Abdo holds that there is a middle path for the Middle East. In "No God But God" she writes: "The national struggle under way in Egypt cannot be simplistically classified as a clash between 'Jihad' and 'McWorld,' as the scholar Benjamin R. Barber has described the confrontation he sees between Islam and modernity. Instead the goal is a marriage between the two."

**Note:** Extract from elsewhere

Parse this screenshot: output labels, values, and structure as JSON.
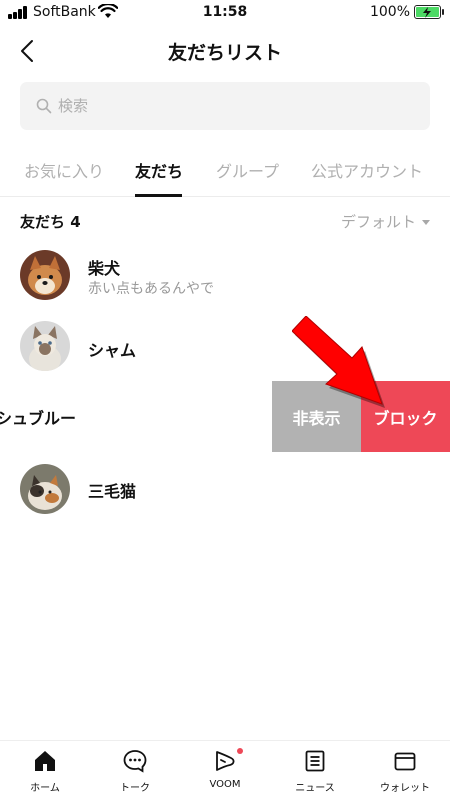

Abdo cites the example of Egypt's medical union, which represents hundreds of thousands of middle class professionals. When the Islamist leaders of the union designed a health insurance program for their members, they used an American model, but they tailored it to fit their moral and religious beliefs. Abdo quotes the architect of the plan as saying "Our insurance program is American because we have instituted a payment system for those who suffer from terminal diseases, such as cancer. It is Islamic because we never cut off the payments, no matter what happens. We keep paying until the patients are either cured or dead." Abdo implies that society at large could learn a lesson from that approach. The patient isn't dead yet.